Preprocessing Function Creation

  • I devised a preprocessing function to test different text manipulations:
    • Convert all text to lowercase.
    • Replace (c), (C), and © with COPYRIGHT_SYMBOL.
    • Tokenize text using the word_tokenize function from the NLTK library.
    • Remove punctuation.
    • Exclude stopwords.
    • Lemmatize the text.
    • Experiment with various combinations of the above steps.

Vectorization Methods

  • Results using TF-IDF outperformed those from Bag-of-Words (BoW).
  • While the GloVe embeddings led to a 1-2% improvement, they still lagged behind TF-IDF.
  • FastText yielded a modest performance boost compared to GloVe but remained suboptimal.

Hyperparameter Tuning

  • Despite manually fine-tuning the parameters, I also tried applying GridSearch on the SVM and FastText parameters. Due to the combinatorial explosion in parameter space, it wasn't feasible.

Confidence Thresholding with predict_proba

  • I tested various confidence thresholds (0.999, 0.99, 0.95) and determined that 0.99 was generally the most optimal.

Model Performance Without Threshold

  • Number of misclassifications in class 0: 145 out of 16079 (approx. 0.9% misclassified)
  • Number of misclassifications in class 1: 81 out of 5691 (approx. 1.42% misclassified)

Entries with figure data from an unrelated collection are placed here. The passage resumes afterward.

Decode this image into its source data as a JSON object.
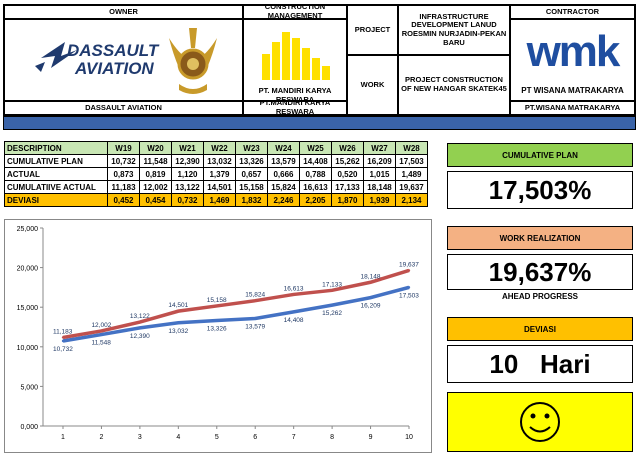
{
  "header": {
    "owner_title": "OWNER",
    "owner_name": "DASSAULT AVIATION",
    "owner_logo_line1": "DASSAULT",
    "owner_logo_line2": "AVIATION",
    "cm_title": "CONSTRUCTION MANAGEMENT",
    "cm_logo_text": "PT. MANDIRI KARYA RESWARA",
    "cm_name": "PT.MANDIRI KARYA RESWARA",
    "project_label": "PROJECT",
    "project_value": "INFRASTRUCTURE DEVELOPMENT LANUD ROESMIN NURJADIN-PEKAN BARU",
    "work_label": "WORK",
    "work_value": "PROJECT CONSTRUCTION OF NEW HANGAR SKATEK45",
    "contractor_title": "CONTRACTOR",
    "contractor_logo": "wmk",
    "contractor_logo_text": "PT WISANA MATRAKARYA",
    "contractor_name": "PT.WISANA MATRAKARYA"
  },
  "table": {
    "columns": [
      "DESCRIPTION",
      "W19",
      "W20",
      "W21",
      "W22",
      "W23",
      "W24",
      "W25",
      "W26",
      "W27",
      "W28"
    ],
    "rows": [
      {
        "label": "CUMULATIVE PLAN",
        "values": [
          "10,732",
          "11,548",
          "12,390",
          "13,032",
          "13,326",
          "13,579",
          "14,408",
          "15,262",
          "16,209",
          "17,503"
        ]
      },
      {
        "label": "ACTUAL",
        "values": [
          "0,873",
          "0,819",
          "1,120",
          "1,379",
          "0,657",
          "0,666",
          "0,788",
          "0,520",
          "1,015",
          "1,489"
        ]
      },
      {
        "label": "CUMULATIIVE ACTUAL",
        "values": [
          "11,183",
          "12,002",
          "13,122",
          "14,501",
          "15,158",
          "15,824",
          "16,613",
          "17,133",
          "18,148",
          "19,637"
        ]
      },
      {
        "label": "DEVIASI",
        "values": [
          "0,452",
          "0,454",
          "0,732",
          "1,469",
          "1,832",
          "2,246",
          "2,205",
          "1,870",
          "1,939",
          "2,134"
        ]
      }
    ]
  },
  "panels": {
    "plan_title": "CUMULATIVE PLAN",
    "plan_value": "17,503%",
    "real_title": "WORK REALIZATION",
    "real_value": "19,637%",
    "status": "AHEAD PROGRESS",
    "dev_title": "DEVIASI",
    "dev_value": "10   Hari",
    "face_icon": "smiley-face-icon"
  },
  "colors": {
    "green_panel": "#92d050",
    "orange_panel": "#f4b183",
    "yellow_panel": "#ffc000",
    "smiley_bg": "#ffff00",
    "header_band": "#3a63a8",
    "plan_line": "#4472c4",
    "actual_line": "#c0504d"
  },
  "chart_data": {
    "type": "line",
    "x": [
      1,
      2,
      3,
      4,
      5,
      6,
      7,
      8,
      9,
      10
    ],
    "ylim": [
      0,
      25
    ],
    "yticks": [
      "0,000",
      "5,000",
      "10,000",
      "15,000",
      "20,000",
      "25,000"
    ],
    "grid": false,
    "legend": "none",
    "series": [
      {
        "values": [
          10.732,
          11.548,
          12.39,
          13.032,
          13.326,
          13.579,
          14.408,
          15.262,
          16.209,
          17.503
        ],
        "labels": [
          "10,732",
          "11,548",
          "12,390",
          "13,032",
          "13,326",
          "13,579",
          "14,408",
          "15,262",
          "16,209",
          "17,503"
        ]
      },
      {
        "values": [
          11.183,
          12.002,
          13.122,
          14.501,
          15.158,
          15.824,
          16.613,
          17.133,
          18.148,
          19.637
        ],
        "labels": [
          "11,183",
          "12,002",
          "13,122",
          "14,501",
          "15,158",
          "15,824",
          "16,613",
          "17,133",
          "18,148",
          "19,637"
        ]
      }
    ]
  }
}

Performance with 0.999 Threshold

  • Number of misclassifications in class 0: 6 out of 16079 (approx. 0.04% misclassified)
  • Number of misclassifications in class 1: 4072 out of 5691 (approx. 71.55% misclassified)

Performance with 0.99 Threshold

  • Number of misclassifications in class 0: 27 out of 16079 (approx. 0.17% misclassified)
  • Number of misclassifications in class 1: 721 out of 5691 (approx. 12.67% misclassified)

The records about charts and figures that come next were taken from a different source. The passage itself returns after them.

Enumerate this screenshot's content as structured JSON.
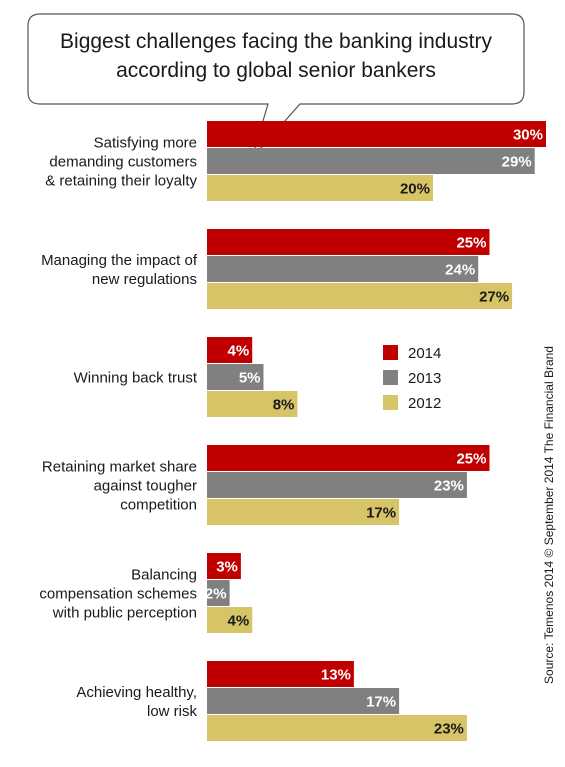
{
  "chart_data": {
    "type": "bar",
    "orientation": "horizontal",
    "title": "Biggest challenges facing the banking industry according to global senior bankers",
    "title_lines": [
      "Biggest challenges facing the banking industry",
      "according to global senior bankers"
    ],
    "categories": [
      [
        "Satisfying more",
        "demanding customers",
        "& retaining their loyalty"
      ],
      [
        "Managing the impact of",
        "new regulations"
      ],
      [
        "Winning back trust"
      ],
      [
        "Retaining market share",
        "against tougher",
        "competition"
      ],
      [
        "Balancing",
        "compensation schemes",
        "with public perception"
      ],
      [
        "Achieving healthy,",
        "low risk"
      ]
    ],
    "series": [
      {
        "name": "2014",
        "color": "#c00000",
        "values": [
          30,
          25,
          4,
          25,
          3,
          13
        ],
        "labels": [
          "30%",
          "25%",
          "4%",
          "25%",
          "3%",
          "13%"
        ]
      },
      {
        "name": "2013",
        "color": "#808080",
        "values": [
          29,
          24,
          5,
          23,
          2,
          17
        ],
        "labels": [
          "29%",
          "24%",
          "5%",
          "23%",
          "2%",
          "17%"
        ]
      },
      {
        "name": "2012",
        "color": "#d6c466",
        "values": [
          20,
          27,
          8,
          17,
          4,
          23
        ],
        "labels": [
          "20%",
          "27%",
          "8%",
          "17%",
          "4%",
          "23%"
        ]
      }
    ],
    "xlim": [
      0,
      30
    ],
    "legend": "right",
    "grid": false,
    "source": "Source: Temenos 2014 © September 2014 The Financial Brand"
  }
}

Performance with 0.95 Threshol

  • Number of misclassifications in class 0: 41 out of 16079 (approx. 0.25% misclassified)
  • Number of misclassifications in class 1: 387 out of 5691 (approx. 6.8% misclassified)

Choice of Threshold

  • Ultimately, we settled on the 0.99 threshold. By further enhancing model performance, we aim to reduce the error rate to around or below 0.1%, which equates to roughly 1 misclassification per 1000 actual copyrights.

Conclusion and Further Plans:

TF-IDF Performance

  • Focus on amplifying the TF-IDF's effectiveness:
    • Exploration of varying TF-IDF parameters holds promise for potential enhancements.
    • Refinement opportunities exist within the preprocessing function, tailored to our copyright classification objectives.

RNN Model Exploration

  • Intend to assess the performance of an RNN model combined with the improved preprocessing function.

GitHub Repository

  • Transition from using gists to a full-fledged GitHub repository for enhanced documentation.

Language Detection

  • Work on devising a language detection mechanism to address rows in languages other than English, aiming to further optimize classification.